Artico sempre più caldo: alle Svalbard una primavera da record sconvolge ghiacci ed ecosistemi
Temperature fino a 12 °C sopra la media, piogge persistenti e fusione precoce della neve stanno trasformando il paesaggio delle Svalbard, con ovvi, e gravi, effetti sulla fauna locale e sulle attività di ricerca scientifica
La primavera artica del 2026 si sta configurando come una delle più calde, imprevedibili e complesse degli ultimi anni.
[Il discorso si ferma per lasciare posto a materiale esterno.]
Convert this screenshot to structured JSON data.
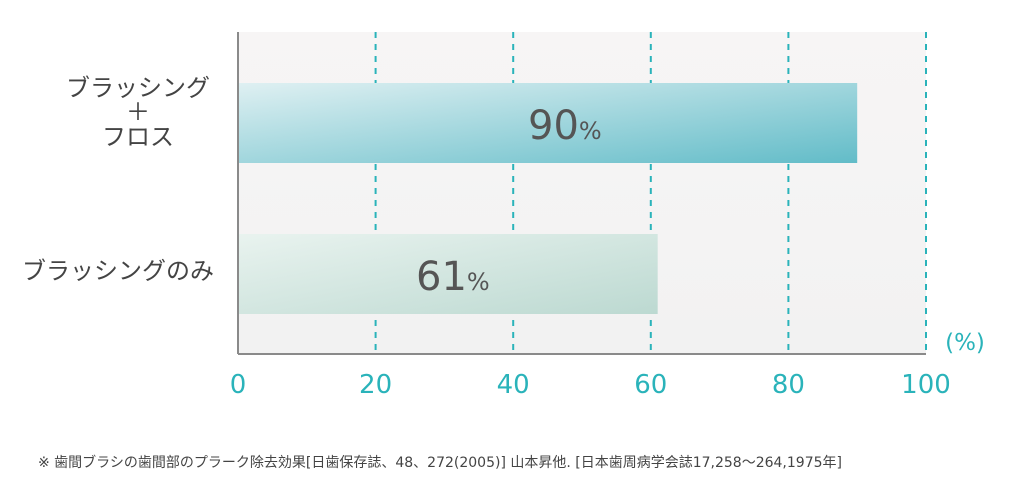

Temperature eccezionalmente elevate, precipitazioni anomale e una fusione anticipata della neve stanno trasformando profondamente gli ecosistemi delle Svalbard, come evidenziato dal progetto europeo Liquidice, coordinato dall’Istituto di Scienze Polari del Consiglio Nazionale delle Ricerche (Cnr-Isp).
Secondo i ricercatori, l’eccezionale anomalia climatica registrata nei mesi primaverili ha determinato una rapida scomparsa del manto nevoso sulla terraferma. Parallelamente, nel settore meridionale dell’arcipelago, venti persistenti hanno compattato il ghiaccio marino lungo la costa, ostacolando l’accesso via mare ai siti di monitoraggio e alle basi scientifiche.
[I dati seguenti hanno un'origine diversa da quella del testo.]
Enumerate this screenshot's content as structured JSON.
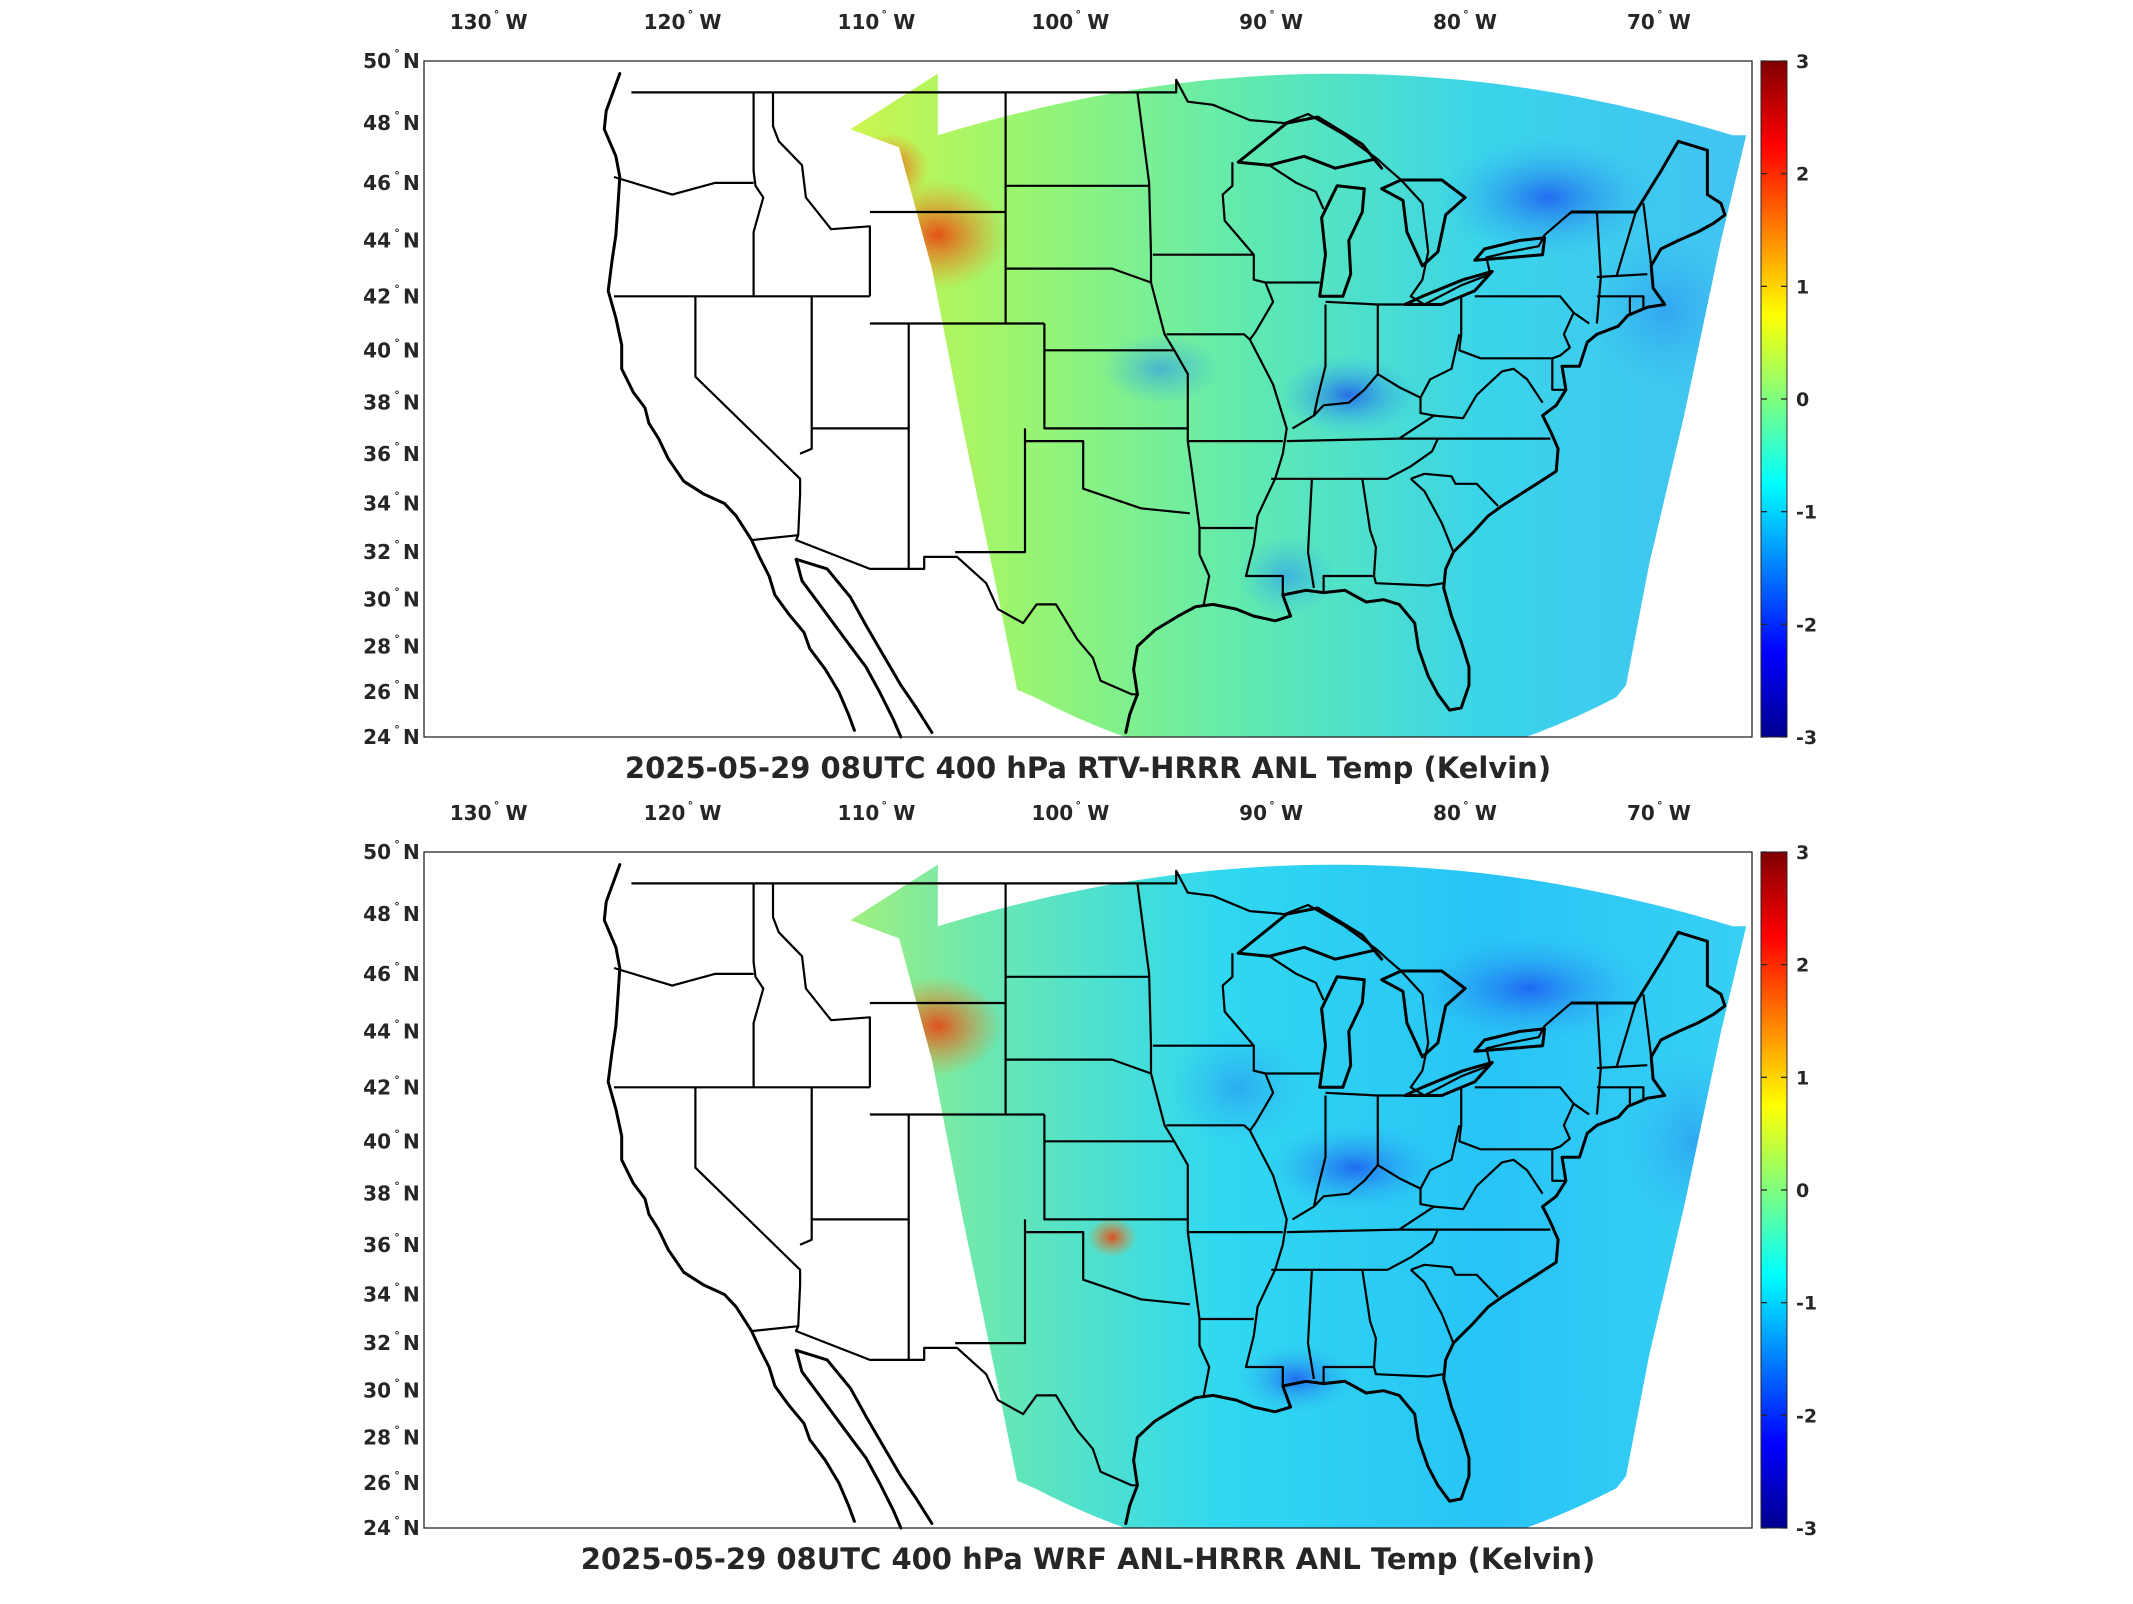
{
  "panels": [
    {
      "title": "2025-05-29 08UTC 400 hPa RTV-HRRR ANL Temp (Kelvin)",
      "field_character": "warm west / cool northeast",
      "colorbar": {
        "min": -3,
        "max": 3,
        "colormap": "jet"
      }
    },
    {
      "title": "2025-05-29 08UTC 400 hPa WRF ANL-HRRR ANL Temp (Kelvin)",
      "field_character": "warm west / cooler east",
      "colorbar": {
        "min": -3,
        "max": 3,
        "colormap": "jet"
      }
    }
  ],
  "axes": {
    "lon_ticks": [
      {
        "value": -130,
        "num": "130",
        "hem": "W"
      },
      {
        "value": -120,
        "num": "120",
        "hem": "W"
      },
      {
        "value": -110,
        "num": "110",
        "hem": "W"
      },
      {
        "value": -100,
        "num": "100",
        "hem": "W"
      },
      {
        "value": -90,
        "num": "90",
        "hem": "W"
      },
      {
        "value": -80,
        "num": "80",
        "hem": "W"
      },
      {
        "value": -70,
        "num": "70",
        "hem": "W"
      }
    ],
    "lat_ticks": [
      {
        "value": 50,
        "num": "50",
        "hem": "N"
      },
      {
        "value": 48,
        "num": "48",
        "hem": "N"
      },
      {
        "value": 46,
        "num": "46",
        "hem": "N"
      },
      {
        "value": 44,
        "num": "44",
        "hem": "N"
      },
      {
        "value": 42,
        "num": "42",
        "hem": "N"
      },
      {
        "value": 40,
        "num": "40",
        "hem": "N"
      },
      {
        "value": 38,
        "num": "38",
        "hem": "N"
      },
      {
        "value": 36,
        "num": "36",
        "hem": "N"
      },
      {
        "value": 34,
        "num": "34",
        "hem": "N"
      },
      {
        "value": 32,
        "num": "32",
        "hem": "N"
      },
      {
        "value": 30,
        "num": "30",
        "hem": "N"
      },
      {
        "value": 28,
        "num": "28",
        "hem": "N"
      },
      {
        "value": 26,
        "num": "26",
        "hem": "N"
      },
      {
        "value": 24,
        "num": "24",
        "hem": "N"
      }
    ],
    "degree_symbol": "°"
  },
  "colorbar_ticks": [
    "3",
    "2",
    "1",
    "0",
    "-1",
    "-2",
    "-3"
  ],
  "colors": {
    "jet_stops": [
      "#00008f",
      "#0000ff",
      "#00ffff",
      "#ffff00",
      "#ff0000",
      "#800000"
    ],
    "background": "#ffffff",
    "lines": "#000000"
  }
}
«Nel mese di aprile abbiamo registrato temperature fino a 12 °C superiori alla media stagionale, accompagnate da precipitazioni piovose per circa diciotto giorni», spiega Federico Scoto, ricercatore del Cnr-Isp e membro del progetto. «In un periodo dell’anno in cui normalmente le temperature oscillano tra -10 e -15 °C, quest’anno sono rimaste sopra lo zero per quasi due settimane».
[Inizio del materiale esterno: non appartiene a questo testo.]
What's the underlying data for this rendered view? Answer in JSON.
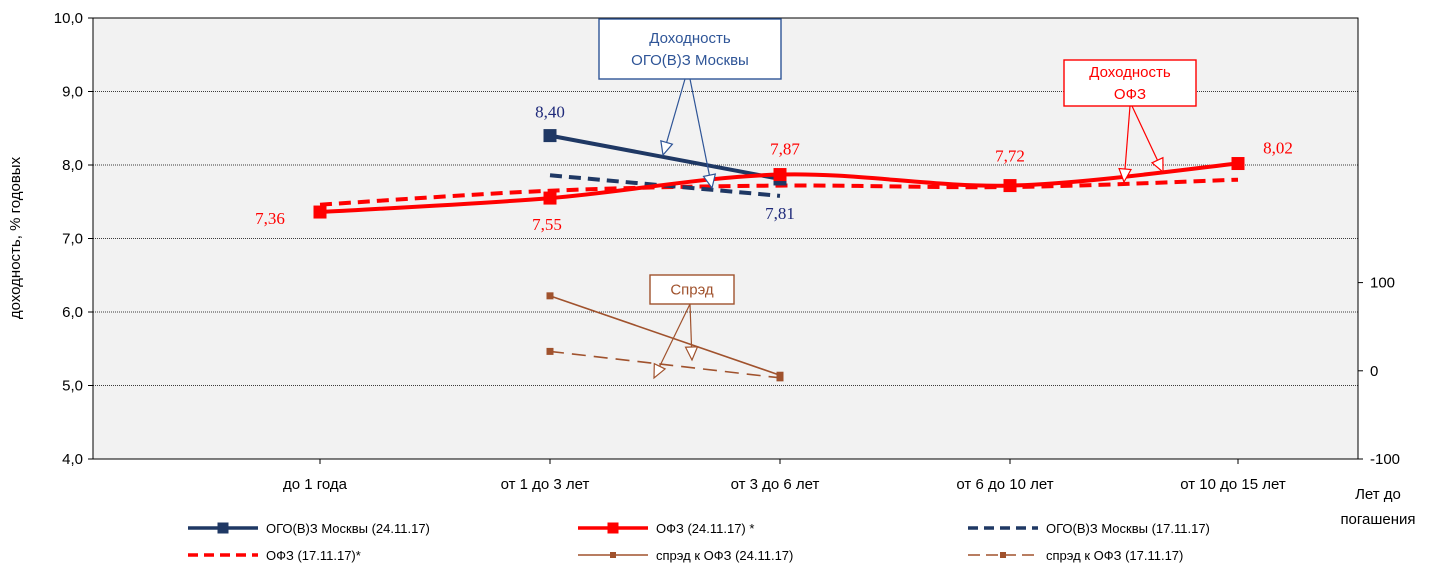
{
  "chart_data": {
    "type": "line",
    "categories": [
      "до 1 года",
      "от 1 до 3 лет",
      "от 3 до 6 лет",
      "от 6 до 10 лет",
      "от 10 до 15 лет"
    ],
    "ylabel": "доходность, % годовых",
    "xlabel": "Лет до погашения",
    "ylim": [
      4.0,
      10.0
    ],
    "yticks": [
      "4,0",
      "5,0",
      "6,0",
      "7,0",
      "8,0",
      "9,0",
      "10,0"
    ],
    "y2lim": [
      -100,
      100
    ],
    "y2ticks": [
      "-100",
      "0",
      "100"
    ],
    "y2_axis_range": [
      -100,
      400
    ],
    "grid": true,
    "legend_position": "bottom",
    "series": [
      {
        "name": "ОГО(В)З Москвы (24.11.17)",
        "axis": "left",
        "color": "#1F3864",
        "style": "solid-square",
        "values": [
          null,
          8.4,
          7.81,
          null,
          null
        ],
        "labels": [
          null,
          "8,40",
          "7,81",
          null,
          null
        ]
      },
      {
        "name": "ОФЗ (24.11.17) *",
        "axis": "left",
        "color": "#FF0000",
        "style": "solid-square",
        "values": [
          7.36,
          7.55,
          7.87,
          7.72,
          8.02
        ],
        "labels": [
          "7,36",
          "7,55",
          "7,87",
          "7,72",
          "8,02"
        ]
      },
      {
        "name": "ОГО(В)З Москвы (17.11.17)",
        "axis": "left",
        "color": "#1F3864",
        "style": "dashed",
        "values": [
          null,
          7.86,
          7.58,
          null,
          null
        ]
      },
      {
        "name": "ОФЗ  (17.11.17)*",
        "axis": "left",
        "color": "#FF0000",
        "style": "dashed",
        "values": [
          7.46,
          7.65,
          7.72,
          7.7,
          7.8
        ]
      },
      {
        "name": "спрэд к ОФЗ (24.11.17)",
        "axis": "right",
        "color": "#A0522D",
        "style": "thin-solid-square",
        "values": [
          null,
          85,
          -5,
          null,
          null
        ]
      },
      {
        "name": "спрэд к ОФЗ (17.11.17)",
        "axis": "right",
        "color": "#A0522D",
        "style": "thin-dashed-square",
        "values": [
          null,
          22,
          -8,
          null,
          null
        ]
      }
    ],
    "annotations": [
      {
        "text": "Доходность ОГО(В)З Москвы",
        "lines": [
          "Доходность",
          "ОГО(В)З Москвы"
        ],
        "color": "#2F5597"
      },
      {
        "text": "Доходность ОФЗ",
        "lines": [
          "Доходность",
          "ОФЗ"
        ],
        "color": "#FF0000"
      },
      {
        "text": "Спрэд",
        "lines": [
          "Спрэд"
        ],
        "color": "#A0522D"
      }
    ]
  }
}
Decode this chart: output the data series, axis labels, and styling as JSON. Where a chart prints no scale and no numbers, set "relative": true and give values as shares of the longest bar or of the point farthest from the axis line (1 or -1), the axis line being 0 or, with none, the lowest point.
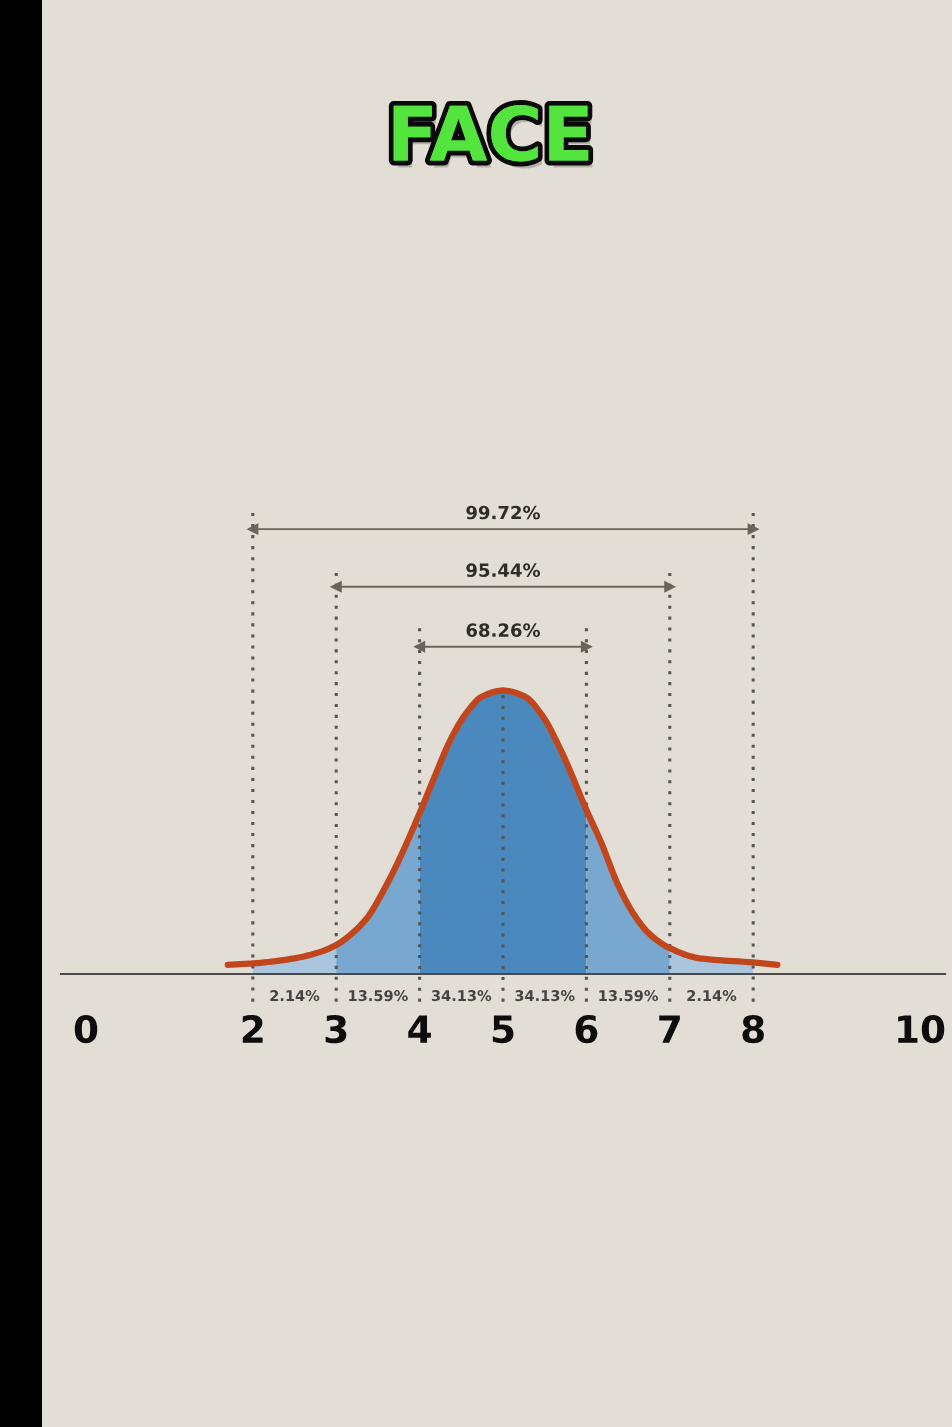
{
  "chart_data": {
    "type": "line",
    "title": "FACE",
    "relative": true,
    "tick_labels": "x",
    "xlim": [
      -0.3,
      10.3
    ],
    "xticks": [
      0,
      2,
      3,
      4,
      5,
      6,
      7,
      8,
      10
    ],
    "series": [
      {
        "type": "area",
        "color": "#a9c6de",
        "x": [
          2,
          2.5,
          2.81,
          3
        ],
        "values": [
          0.023,
          0.034,
          0.048,
          0.063
        ]
      },
      {
        "type": "area",
        "color": "#78a8d0",
        "x": [
          3,
          3.19,
          3.38,
          3.57,
          3.77,
          4
        ],
        "values": [
          0.063,
          0.088,
          0.124,
          0.182,
          0.254,
          0.349
        ]
      },
      {
        "type": "area",
        "color": "#4b88bd",
        "x": [
          4,
          4.18,
          4.37,
          4.56,
          4.75,
          5
        ],
        "values": [
          0.349,
          0.428,
          0.508,
          0.566,
          0.602,
          0.615
        ]
      },
      {
        "type": "area",
        "color": "#4b88bd",
        "x": [
          5,
          5.26,
          5.48,
          5.71,
          6
        ],
        "values": [
          0.615,
          0.602,
          0.558,
          0.479,
          0.356
        ]
      },
      {
        "type": "area",
        "color": "#78a8d0",
        "x": [
          6,
          6.18,
          6.37,
          6.56,
          6.75,
          7
        ],
        "values": [
          0.356,
          0.284,
          0.197,
          0.132,
          0.088,
          0.056
        ]
      },
      {
        "type": "area",
        "color": "#a9c6de",
        "x": [
          7,
          7.36,
          8
        ],
        "values": [
          0.056,
          0.034,
          0.025
        ]
      },
      {
        "color": "#555555",
        "line_style": "dotted",
        "x": [
          2,
          2
        ],
        "values": [
          -0.06,
          1
        ]
      },
      {
        "color": "#555555",
        "line_style": "dotted",
        "x": [
          3,
          3
        ],
        "values": [
          -0.06,
          0.87
        ]
      },
      {
        "color": "#555555",
        "line_style": "dotted",
        "x": [
          4,
          4
        ],
        "values": [
          -0.06,
          0.75
        ]
      },
      {
        "color": "#555555",
        "line_style": "dotted",
        "x": [
          5,
          5
        ],
        "values": [
          -0.06,
          0.605
        ]
      },
      {
        "color": "#555555",
        "line_style": "dotted",
        "x": [
          6,
          6
        ],
        "values": [
          -0.06,
          0.75
        ]
      },
      {
        "color": "#555555",
        "line_style": "dotted",
        "x": [
          7,
          7
        ],
        "values": [
          -0.06,
          0.87
        ]
      },
      {
        "color": "#555555",
        "line_style": "dotted",
        "x": [
          8,
          8
        ],
        "values": [
          -0.06,
          1
        ]
      },
      {
        "color": "#c2461b",
        "line_style": "solid",
        "x": [
          1.7,
          2,
          2.5,
          2.81,
          3,
          3.19,
          3.38,
          3.57,
          3.77,
          4,
          4.18,
          4.37,
          4.56,
          4.75,
          5,
          5.26,
          5.48,
          5.71,
          6,
          6.18,
          6.37,
          6.56,
          6.75,
          7,
          7.36,
          8,
          8.29
        ],
        "values": [
          0.02,
          0.023,
          0.034,
          0.048,
          0.063,
          0.088,
          0.124,
          0.182,
          0.254,
          0.349,
          0.428,
          0.508,
          0.566,
          0.602,
          0.615,
          0.602,
          0.558,
          0.479,
          0.356,
          0.284,
          0.197,
          0.132,
          0.088,
          0.056,
          0.034,
          0.025,
          0.02
        ]
      },
      {
        "color": "#6b645a",
        "line_style": "solid",
        "marker": "triangle",
        "x": [
          2,
          8
        ],
        "values": [
          0.965,
          0.965
        ]
      },
      {
        "color": "#6b645a",
        "line_style": "solid",
        "marker": "triangle",
        "x": [
          3,
          7
        ],
        "values": [
          0.84,
          0.84
        ]
      },
      {
        "color": "#6b645a",
        "line_style": "solid",
        "marker": "triangle",
        "x": [
          4,
          6
        ],
        "values": [
          0.71,
          0.71
        ]
      }
    ],
    "annotations": [
      {
        "text": "99.72%",
        "x": 5,
        "y": 0.965
      },
      {
        "text": "95.44%",
        "x": 5,
        "y": 0.84
      },
      {
        "text": "68.26%",
        "x": 5,
        "y": 0.71
      },
      {
        "text": "2.14%",
        "x": 2.5,
        "y": 0
      },
      {
        "text": "13.59%",
        "x": 3.5,
        "y": 0
      },
      {
        "text": "34.13%",
        "x": 4.5,
        "y": 0
      },
      {
        "text": "34.13%",
        "x": 5.5,
        "y": 0
      },
      {
        "text": "13.59%",
        "x": 6.5,
        "y": 0
      },
      {
        "text": "2.14%",
        "x": 7.5,
        "y": 0
      }
    ]
  }
}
L’ondata di calore, combinata con le precipitazioni liquide, ha innescato fenomeni tipicamente estivi con largo anticipo. Torrenti e canali di acqua di fusione si sono formati sui ghiacciai e nelle aree costiere attorno a Ny-Ålesund già in primavera, mentre gli strati inferiori del manto nevoso si sono saturati d’acqua. Ciò ha favorito la formazione di spesse croste di ghiaccio al suolo, rendendo più difficile per la fauna locale, in particolare le renne, accedere alle risorse alimentari.
Anche l’ambiente marino ha mostrato segnali evidenti di cambiamento. Francesco Paladini, anch’egli ricercatore del Cnr-Isp, sottolinea come il fiordo sia stato interessato da un significativo afflusso di acque atlantiche più calde. Le temperature degli strati superficiali hanno superato i 3 °C, un valore estremamente insolito per la primavera artica, che rappresenta tradizionalmente il periodo più freddo dell’anno e in cui le temperature medie dell’acqua si attestano generalmente tra 0 e -0,5 °C.
Le osservazioni raccolte dal progetto Liquidice confermano dunque una crescente instabilità del sistema climatico artico, con effetti sempre più evidenti sia sugli ecosistemi terrestri e marini sia sulle attività di ricerca scientifica nella regione.